Dua tahun. Dua sahabat. Satu cinta dan satu hati. Clara dan Sarah, terikat oleh persahabatan yang tak tergoyahkan sejak dua tahun persahabatan mereka di bangku kuliah, menghadapi badai kehidupan bersama. Namun, kedamaian itu hancur ketika sebuah kerikil kecil—sejumlah tokoh antagonis, masing-masing dengan segudang niat jahat—muncul secara tiba-tiba. Serentetan jebakan dan intrik licik memicu serangkaian kejadian di antara Sarah dan Clara: salah paham, pertengkaran, dan pengkhianatan yang tak terduga. Apakah persahabatan mereka cukup kuat untuk menghadapi cobaan ini?
Karya ini diterbitkan atas izin NovelToon Grace caroline, isi konten hanyalah pandangan pribadi pembuatnya, tidak mewakili NovelToon sendiri
Episode 35. Botol Mineral (Sarah & Lein Moments)
Deg!
"Maksudmu, kamu...?" Sarah tertegun. Mata indahnya melebar sempurna, bibirnya sedikit terbuka, terkejut oleh kata-kata Lein. Lein menatap Sarah lekat-lekat, sorot matanya menyimpan kesedihan yang dalam, beban berat yang tak terucap. Jemari Lein menggenggam tangan Sarah—sentuhan yang biasanya akan membuat Sarah marah, namun kali ini terasa berbeda. Ada kehangatan yang tak biasa.

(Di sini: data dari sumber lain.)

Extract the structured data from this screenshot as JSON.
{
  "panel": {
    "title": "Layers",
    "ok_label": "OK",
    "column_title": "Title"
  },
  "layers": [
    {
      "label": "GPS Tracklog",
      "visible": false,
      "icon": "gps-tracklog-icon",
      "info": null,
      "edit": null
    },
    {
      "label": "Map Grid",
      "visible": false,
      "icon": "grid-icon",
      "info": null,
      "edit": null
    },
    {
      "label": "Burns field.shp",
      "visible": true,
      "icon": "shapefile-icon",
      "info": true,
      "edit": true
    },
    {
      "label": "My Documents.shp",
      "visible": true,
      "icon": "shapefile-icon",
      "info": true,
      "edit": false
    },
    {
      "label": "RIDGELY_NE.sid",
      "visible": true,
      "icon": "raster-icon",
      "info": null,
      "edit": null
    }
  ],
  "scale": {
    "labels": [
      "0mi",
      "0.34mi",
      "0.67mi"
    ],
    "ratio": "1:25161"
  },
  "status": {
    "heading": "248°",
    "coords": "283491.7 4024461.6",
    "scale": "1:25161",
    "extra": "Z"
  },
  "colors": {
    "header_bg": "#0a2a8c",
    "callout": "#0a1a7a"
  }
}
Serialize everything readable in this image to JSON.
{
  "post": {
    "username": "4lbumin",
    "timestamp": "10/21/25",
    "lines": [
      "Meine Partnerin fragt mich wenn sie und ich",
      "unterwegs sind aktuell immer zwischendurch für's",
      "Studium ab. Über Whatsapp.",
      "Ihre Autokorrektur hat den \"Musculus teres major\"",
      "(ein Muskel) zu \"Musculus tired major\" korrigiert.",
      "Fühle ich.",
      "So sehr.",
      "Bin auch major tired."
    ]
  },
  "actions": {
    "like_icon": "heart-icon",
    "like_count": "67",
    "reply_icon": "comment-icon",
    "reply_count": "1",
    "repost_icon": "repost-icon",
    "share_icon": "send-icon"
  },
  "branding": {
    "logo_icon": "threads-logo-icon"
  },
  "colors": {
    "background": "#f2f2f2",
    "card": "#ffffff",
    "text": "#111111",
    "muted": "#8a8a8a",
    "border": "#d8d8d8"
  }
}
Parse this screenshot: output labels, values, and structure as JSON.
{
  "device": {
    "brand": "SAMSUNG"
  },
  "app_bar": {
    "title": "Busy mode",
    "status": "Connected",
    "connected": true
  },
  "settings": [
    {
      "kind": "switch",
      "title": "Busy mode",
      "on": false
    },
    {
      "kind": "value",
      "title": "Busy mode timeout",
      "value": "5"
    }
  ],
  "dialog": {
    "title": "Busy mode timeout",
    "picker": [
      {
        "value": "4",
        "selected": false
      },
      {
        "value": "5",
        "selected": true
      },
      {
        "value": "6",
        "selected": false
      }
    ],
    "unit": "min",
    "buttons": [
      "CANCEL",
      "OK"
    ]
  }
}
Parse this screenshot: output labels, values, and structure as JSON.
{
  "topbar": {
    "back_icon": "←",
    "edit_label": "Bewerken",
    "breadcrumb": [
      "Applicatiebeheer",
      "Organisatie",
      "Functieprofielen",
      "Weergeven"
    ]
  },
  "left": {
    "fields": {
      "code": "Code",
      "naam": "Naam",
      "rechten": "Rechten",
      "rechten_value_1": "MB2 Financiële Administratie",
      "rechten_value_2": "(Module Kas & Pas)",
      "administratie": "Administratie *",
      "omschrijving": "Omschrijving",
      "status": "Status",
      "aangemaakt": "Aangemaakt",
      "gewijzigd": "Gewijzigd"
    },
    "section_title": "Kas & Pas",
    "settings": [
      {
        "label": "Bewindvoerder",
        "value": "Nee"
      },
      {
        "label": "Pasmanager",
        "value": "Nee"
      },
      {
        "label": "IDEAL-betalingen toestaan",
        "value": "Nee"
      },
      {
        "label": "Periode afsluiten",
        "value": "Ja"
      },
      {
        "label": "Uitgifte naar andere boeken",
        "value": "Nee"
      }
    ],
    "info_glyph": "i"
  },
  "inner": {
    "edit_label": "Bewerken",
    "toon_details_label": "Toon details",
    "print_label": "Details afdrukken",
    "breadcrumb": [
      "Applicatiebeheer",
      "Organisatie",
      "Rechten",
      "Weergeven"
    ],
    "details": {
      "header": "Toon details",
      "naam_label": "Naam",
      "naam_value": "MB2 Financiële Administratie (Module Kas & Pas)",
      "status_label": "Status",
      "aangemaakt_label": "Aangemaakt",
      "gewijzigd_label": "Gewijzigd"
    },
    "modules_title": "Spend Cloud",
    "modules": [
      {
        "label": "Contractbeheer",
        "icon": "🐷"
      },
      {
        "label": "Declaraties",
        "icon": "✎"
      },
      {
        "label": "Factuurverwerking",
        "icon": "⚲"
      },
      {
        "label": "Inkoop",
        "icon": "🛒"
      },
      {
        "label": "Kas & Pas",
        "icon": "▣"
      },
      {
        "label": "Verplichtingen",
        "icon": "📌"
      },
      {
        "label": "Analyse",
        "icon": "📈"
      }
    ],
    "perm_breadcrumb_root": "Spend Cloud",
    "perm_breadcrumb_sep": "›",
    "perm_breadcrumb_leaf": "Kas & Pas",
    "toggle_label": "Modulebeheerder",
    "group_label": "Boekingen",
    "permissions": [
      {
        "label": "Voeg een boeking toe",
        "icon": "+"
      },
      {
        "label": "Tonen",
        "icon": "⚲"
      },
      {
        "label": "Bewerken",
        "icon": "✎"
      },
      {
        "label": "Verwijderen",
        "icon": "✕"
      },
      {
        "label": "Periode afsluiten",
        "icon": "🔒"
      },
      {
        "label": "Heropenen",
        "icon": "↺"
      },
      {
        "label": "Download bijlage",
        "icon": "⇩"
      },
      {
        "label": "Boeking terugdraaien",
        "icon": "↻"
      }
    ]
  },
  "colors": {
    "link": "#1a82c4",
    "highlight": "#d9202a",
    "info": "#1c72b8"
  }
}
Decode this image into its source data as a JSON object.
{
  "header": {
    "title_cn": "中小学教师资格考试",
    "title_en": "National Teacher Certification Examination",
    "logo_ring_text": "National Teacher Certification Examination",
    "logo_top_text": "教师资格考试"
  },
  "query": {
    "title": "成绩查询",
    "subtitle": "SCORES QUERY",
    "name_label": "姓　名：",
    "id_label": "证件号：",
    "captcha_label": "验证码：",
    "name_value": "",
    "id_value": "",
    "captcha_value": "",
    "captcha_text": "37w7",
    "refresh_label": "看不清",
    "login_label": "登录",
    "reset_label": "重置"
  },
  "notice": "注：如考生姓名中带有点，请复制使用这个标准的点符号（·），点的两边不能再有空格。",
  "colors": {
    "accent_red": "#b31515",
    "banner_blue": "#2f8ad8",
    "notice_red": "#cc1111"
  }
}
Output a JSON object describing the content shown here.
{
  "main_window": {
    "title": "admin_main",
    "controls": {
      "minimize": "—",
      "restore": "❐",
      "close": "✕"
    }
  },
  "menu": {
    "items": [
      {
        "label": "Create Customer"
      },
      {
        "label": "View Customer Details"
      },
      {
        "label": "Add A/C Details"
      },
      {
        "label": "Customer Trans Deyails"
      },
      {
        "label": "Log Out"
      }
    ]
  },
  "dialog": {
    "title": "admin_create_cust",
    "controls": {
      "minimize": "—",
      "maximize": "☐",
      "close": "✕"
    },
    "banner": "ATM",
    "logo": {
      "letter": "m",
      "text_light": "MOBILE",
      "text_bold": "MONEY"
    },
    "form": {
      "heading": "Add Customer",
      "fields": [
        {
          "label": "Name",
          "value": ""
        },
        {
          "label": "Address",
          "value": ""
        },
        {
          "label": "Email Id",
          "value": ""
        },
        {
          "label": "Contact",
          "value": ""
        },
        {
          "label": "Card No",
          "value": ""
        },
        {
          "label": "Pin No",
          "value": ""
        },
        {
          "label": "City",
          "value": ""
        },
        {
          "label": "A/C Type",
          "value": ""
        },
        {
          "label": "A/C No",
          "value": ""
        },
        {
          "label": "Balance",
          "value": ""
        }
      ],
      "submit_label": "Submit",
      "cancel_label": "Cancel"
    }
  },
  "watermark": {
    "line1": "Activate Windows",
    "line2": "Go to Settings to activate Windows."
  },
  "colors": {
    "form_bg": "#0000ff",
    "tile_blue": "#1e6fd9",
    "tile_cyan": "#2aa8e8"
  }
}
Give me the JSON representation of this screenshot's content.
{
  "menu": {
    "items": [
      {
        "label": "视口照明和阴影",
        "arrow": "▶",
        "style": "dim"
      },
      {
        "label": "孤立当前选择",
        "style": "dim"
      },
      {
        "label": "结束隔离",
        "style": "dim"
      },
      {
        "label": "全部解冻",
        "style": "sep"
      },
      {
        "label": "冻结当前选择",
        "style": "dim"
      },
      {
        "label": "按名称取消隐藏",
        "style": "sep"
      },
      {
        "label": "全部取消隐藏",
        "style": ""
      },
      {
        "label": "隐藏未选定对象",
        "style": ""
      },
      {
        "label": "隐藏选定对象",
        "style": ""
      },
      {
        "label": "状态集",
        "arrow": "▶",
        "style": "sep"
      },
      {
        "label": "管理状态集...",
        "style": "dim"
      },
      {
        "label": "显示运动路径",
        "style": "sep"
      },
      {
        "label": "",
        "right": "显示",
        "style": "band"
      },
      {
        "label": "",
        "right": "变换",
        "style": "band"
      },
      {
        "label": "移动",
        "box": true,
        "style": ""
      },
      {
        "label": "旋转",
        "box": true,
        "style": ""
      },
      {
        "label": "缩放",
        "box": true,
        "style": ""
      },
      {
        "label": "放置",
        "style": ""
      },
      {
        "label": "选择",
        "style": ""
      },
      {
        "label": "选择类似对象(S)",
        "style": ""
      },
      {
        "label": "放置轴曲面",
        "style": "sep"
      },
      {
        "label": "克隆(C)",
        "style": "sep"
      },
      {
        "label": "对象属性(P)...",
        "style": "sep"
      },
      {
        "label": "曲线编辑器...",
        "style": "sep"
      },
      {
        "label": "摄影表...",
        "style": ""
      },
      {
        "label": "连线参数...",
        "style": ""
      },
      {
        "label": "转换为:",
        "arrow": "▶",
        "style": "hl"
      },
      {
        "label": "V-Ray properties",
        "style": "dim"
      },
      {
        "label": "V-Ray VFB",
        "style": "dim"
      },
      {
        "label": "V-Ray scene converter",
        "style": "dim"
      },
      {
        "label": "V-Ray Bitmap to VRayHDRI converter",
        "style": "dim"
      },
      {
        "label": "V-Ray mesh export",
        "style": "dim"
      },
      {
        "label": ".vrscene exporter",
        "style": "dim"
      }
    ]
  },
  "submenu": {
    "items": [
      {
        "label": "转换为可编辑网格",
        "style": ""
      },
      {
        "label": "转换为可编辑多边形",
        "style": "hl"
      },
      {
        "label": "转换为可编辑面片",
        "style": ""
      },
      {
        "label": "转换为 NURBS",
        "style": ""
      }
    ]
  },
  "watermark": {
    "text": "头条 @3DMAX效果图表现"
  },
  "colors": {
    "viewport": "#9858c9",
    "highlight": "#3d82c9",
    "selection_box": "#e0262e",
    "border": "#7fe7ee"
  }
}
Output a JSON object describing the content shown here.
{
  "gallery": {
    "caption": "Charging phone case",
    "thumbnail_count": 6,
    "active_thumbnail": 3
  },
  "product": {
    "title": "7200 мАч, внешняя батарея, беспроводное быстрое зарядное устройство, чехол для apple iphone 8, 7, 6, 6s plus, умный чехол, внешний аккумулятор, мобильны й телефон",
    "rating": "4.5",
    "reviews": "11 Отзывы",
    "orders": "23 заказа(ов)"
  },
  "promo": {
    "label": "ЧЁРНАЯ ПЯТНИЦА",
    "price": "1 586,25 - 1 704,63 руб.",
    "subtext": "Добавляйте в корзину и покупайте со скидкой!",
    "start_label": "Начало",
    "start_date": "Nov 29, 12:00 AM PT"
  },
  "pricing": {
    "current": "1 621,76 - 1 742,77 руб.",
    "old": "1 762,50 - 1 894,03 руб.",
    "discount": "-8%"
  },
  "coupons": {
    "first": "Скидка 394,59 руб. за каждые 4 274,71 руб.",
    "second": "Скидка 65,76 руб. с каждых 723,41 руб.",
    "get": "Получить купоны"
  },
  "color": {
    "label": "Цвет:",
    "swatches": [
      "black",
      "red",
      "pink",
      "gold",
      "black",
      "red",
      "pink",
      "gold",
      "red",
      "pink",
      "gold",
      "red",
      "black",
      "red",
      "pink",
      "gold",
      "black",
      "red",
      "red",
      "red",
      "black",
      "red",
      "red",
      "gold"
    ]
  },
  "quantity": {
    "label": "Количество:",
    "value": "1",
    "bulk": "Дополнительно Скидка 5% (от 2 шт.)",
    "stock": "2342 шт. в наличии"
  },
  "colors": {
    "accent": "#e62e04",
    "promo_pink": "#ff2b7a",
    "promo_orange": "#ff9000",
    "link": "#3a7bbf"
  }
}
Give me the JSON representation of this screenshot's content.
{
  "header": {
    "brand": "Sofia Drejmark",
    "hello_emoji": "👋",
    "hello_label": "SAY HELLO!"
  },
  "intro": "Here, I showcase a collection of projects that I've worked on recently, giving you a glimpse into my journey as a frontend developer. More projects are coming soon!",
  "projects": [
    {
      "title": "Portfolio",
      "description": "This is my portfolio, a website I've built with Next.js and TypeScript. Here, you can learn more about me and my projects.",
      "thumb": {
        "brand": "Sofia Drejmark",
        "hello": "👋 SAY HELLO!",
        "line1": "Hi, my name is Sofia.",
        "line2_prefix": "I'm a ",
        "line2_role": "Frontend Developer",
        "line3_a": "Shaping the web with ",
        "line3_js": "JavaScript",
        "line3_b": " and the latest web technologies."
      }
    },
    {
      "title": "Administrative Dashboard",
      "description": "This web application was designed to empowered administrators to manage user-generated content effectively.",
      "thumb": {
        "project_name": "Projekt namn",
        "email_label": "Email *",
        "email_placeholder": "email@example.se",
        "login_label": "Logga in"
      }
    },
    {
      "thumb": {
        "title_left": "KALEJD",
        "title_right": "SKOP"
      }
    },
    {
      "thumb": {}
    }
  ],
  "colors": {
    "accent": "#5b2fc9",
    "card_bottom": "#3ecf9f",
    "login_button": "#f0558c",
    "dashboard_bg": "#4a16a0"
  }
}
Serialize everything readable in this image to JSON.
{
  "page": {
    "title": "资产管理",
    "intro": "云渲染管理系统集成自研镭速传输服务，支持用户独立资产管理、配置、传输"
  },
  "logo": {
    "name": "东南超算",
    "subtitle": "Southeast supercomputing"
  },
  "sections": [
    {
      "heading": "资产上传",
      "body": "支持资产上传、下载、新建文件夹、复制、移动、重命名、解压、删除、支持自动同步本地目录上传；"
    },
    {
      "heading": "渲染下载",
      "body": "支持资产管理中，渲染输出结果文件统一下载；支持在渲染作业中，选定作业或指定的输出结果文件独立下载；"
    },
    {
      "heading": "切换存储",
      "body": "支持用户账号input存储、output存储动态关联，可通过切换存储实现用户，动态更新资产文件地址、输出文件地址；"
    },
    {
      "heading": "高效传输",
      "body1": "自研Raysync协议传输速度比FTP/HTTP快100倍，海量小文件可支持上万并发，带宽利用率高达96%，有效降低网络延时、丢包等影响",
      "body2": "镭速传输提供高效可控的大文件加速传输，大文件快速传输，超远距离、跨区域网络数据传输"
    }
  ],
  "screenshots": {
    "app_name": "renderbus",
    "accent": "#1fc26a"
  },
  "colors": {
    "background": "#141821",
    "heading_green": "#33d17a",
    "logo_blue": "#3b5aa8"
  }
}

"Aku bakal ikut orang tuaku, Sar, ke luar kota dan pindah kuliah di sana. Sar... aku nggak mau jauh dari kamu. Aku sayang dan cinta sama kamu.
Kalau jauh-jauhan gini gimana kita bisa ngobrol? beberapa hari ini aja aku kangen banget sama kamu, karena nggak ketemu. Sar..." Lein terdiam, menunduk sejenak, helaan napas panjang terdengar lirih. Kemudian, ia kembali menatap Sarah, matanya berkaca-kaca.
"Sar," Lein melanjutkan ucapannya, "Aku mau minta sesuatu hal sama kamu sebelum aku pergi ke luar kota sama orang tuaku. Bisa kan?"
Lein terlihat ragu untuk meminta apa yang ingin Ia minta kepada Sarah, karena biasanya jika ia meminta atau melakukan itu kepada Sarah dengan sengaja, Sarah akan marah kepadanya.
Tapi kali ini ia tak mampu menahannya lagi. Meskipun ia tahu ini mungkin yang terakhir kalinya, ia tetap ingin melakukannya.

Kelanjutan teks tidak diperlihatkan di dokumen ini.